|
Ensuring Women Farmers Get the
Water They Need
Irrigation agencies often operate on the premise that
all farmers are men, leaving women farmers with unequal
access to water and no recourse for addressing the resulting
imbalance.
This old problem is being addressed by a new tool. IWMI
and partners have developed the "Gender Performance
Indicator for Irrigation (GPII)" that can help
reduce gender imbalances in irrigation management decisions.
Developed with support from the Swedish International
Development Agency (Sida), Ford Foundation and the Government
of the Netherlands.
Ensuring women farmers have access to resources and
to decision-making forums, such as Water Users Organizations,
is increasingly being recognized as vital not only for
womens livelihoods but also for the viability
of many irrigation schemes.
"There is still a big gap between good intentions
and effective action," said Barbara van Koppen,
a gender and water expert at IWMI. "Policy makers
and change agents need new tools to help diagnose gender
issues in irrigation schemes and design appropriate
interventions."
GPII measures inclusion/exclusion at three different
levels:
- Womens and mens access to water and
irrigated land at farm level
- Inclusion in irrigators network in which rules
for infrastructure construction, operation and maintenance
are set and enforced
- Eligibility and election for leadership positions
and womens capacity to function well in these
roles
To successfully address exclusion of women, irrigation
interventions need to take into account the role women
already play in agriculture. In some well-intentioned
cases, attempts to improve the situation have done so
by forcing blanket gender-inclusiveness onto farming
systems where women do not traditionally participate,
except in specific tasks such as weeding or harvesting.

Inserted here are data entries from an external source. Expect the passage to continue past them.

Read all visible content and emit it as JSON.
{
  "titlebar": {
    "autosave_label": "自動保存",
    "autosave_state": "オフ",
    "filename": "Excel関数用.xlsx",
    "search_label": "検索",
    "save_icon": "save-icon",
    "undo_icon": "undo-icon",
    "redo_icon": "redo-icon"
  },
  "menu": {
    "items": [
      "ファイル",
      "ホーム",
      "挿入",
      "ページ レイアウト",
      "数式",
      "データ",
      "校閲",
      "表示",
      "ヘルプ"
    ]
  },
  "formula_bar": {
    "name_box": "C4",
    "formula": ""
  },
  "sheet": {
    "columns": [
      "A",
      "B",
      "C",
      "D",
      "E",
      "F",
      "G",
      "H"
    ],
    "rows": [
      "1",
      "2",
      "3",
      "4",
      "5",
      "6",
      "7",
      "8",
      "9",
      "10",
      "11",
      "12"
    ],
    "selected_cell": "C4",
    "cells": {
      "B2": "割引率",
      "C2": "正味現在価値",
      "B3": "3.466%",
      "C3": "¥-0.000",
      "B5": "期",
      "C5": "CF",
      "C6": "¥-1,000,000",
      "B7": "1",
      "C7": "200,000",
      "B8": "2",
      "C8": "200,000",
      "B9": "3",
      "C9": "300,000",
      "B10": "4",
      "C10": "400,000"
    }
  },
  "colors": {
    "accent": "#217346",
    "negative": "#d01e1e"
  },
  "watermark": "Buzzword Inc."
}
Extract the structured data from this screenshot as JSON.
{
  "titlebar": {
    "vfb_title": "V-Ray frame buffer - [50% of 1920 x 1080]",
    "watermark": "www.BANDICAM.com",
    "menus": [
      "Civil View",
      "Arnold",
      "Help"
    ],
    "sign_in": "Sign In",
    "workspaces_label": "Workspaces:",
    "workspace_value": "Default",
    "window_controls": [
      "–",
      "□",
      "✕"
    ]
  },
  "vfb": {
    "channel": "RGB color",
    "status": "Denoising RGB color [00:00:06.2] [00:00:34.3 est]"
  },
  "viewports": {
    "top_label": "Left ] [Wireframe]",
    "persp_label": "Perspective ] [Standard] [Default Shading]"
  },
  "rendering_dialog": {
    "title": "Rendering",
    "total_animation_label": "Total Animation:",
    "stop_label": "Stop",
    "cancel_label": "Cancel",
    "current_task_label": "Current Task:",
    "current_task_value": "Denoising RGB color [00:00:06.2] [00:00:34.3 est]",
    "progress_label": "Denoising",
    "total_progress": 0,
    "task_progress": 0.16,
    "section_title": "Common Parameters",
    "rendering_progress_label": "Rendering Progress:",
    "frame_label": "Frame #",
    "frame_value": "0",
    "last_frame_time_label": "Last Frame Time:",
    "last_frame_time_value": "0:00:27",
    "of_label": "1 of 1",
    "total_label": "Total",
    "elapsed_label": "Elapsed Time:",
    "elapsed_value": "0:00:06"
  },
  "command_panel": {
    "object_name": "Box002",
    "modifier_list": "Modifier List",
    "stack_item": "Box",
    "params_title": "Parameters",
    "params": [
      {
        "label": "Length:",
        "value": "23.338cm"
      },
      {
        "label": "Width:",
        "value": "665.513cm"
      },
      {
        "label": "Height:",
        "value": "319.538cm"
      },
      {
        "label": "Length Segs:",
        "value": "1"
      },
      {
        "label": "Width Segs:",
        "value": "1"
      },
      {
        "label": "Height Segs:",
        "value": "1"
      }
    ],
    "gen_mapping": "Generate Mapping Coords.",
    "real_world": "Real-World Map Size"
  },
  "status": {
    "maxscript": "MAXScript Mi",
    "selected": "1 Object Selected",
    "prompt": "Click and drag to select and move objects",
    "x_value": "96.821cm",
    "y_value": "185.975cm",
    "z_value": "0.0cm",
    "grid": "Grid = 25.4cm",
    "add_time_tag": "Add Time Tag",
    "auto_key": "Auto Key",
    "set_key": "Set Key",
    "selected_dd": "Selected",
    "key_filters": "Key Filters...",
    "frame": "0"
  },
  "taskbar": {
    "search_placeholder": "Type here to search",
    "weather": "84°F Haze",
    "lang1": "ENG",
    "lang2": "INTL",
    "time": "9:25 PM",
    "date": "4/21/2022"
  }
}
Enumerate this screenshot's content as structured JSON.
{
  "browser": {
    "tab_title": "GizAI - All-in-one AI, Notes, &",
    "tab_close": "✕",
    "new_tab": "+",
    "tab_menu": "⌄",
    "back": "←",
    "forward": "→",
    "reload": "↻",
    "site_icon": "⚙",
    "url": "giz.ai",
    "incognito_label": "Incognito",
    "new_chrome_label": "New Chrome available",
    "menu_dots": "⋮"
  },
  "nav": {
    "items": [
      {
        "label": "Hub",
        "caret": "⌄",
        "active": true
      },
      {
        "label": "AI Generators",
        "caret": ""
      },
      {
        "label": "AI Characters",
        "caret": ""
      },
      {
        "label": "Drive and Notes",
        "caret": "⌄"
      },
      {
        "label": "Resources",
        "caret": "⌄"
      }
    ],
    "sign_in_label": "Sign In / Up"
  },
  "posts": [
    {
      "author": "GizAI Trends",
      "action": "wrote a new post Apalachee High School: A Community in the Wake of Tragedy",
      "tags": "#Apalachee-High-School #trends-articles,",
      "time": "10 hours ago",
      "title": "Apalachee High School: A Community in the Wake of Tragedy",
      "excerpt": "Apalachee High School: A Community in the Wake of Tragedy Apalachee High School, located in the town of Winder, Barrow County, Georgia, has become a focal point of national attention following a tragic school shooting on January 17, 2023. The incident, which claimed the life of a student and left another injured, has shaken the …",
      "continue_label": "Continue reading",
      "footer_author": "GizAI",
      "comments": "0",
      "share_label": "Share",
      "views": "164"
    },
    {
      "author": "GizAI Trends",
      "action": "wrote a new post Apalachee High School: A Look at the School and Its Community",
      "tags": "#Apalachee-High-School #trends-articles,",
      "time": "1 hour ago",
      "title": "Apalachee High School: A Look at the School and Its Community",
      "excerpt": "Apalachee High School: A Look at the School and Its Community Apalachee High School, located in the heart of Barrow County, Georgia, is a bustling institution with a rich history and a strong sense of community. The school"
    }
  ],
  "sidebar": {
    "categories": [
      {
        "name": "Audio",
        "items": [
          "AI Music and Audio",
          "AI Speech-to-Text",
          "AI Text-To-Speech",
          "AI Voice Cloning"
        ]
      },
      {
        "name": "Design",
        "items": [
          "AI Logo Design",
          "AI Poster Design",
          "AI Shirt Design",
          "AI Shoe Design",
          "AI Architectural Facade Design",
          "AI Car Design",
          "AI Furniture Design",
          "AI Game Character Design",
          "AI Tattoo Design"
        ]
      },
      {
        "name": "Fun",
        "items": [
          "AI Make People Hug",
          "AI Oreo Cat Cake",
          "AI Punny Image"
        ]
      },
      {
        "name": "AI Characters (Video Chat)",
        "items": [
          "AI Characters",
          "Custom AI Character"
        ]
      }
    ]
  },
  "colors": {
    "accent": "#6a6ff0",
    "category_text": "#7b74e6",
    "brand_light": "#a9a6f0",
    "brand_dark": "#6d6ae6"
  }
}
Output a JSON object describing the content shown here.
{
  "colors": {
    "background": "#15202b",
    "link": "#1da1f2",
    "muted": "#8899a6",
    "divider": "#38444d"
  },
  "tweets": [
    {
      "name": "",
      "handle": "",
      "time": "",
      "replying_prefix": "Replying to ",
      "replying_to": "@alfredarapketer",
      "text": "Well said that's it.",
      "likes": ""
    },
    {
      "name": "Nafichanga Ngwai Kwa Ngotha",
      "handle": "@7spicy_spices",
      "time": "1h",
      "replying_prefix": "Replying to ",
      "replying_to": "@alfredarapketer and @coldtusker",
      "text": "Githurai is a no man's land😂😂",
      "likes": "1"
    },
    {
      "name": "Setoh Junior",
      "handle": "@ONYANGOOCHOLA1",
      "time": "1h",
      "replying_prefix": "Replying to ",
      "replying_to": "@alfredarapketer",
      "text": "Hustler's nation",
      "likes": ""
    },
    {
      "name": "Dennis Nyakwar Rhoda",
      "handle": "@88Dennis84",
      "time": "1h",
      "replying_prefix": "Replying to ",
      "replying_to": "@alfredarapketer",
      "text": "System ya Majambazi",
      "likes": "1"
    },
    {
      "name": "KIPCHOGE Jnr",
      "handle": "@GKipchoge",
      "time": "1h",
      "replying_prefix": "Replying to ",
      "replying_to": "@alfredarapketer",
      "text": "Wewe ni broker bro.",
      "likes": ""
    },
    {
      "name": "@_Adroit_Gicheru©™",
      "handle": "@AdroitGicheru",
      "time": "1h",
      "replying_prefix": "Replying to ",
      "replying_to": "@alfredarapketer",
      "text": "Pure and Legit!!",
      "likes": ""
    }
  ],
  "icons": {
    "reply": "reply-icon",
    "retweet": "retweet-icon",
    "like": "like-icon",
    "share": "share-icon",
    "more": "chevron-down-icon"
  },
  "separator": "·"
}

"Blanket measures seldom achieve anything beyond
window dressing," asserts van Koppen. "Trying
to ensure all women participating in farming get equal
access to irrigation water, without regard to the type
or level of participation, is unrealistic and in the
end fails to reach even those women whose livelihoods
depend on having equal access."
GPII addresses such situations by distinguishing between
women who are farm decision-makers and women who participate
only in specific farming tasks. This difference is often
overlooked in the formulation of gender-sensitive
projects and interventions, with the end result that
these fail to address the true needs of women farmers.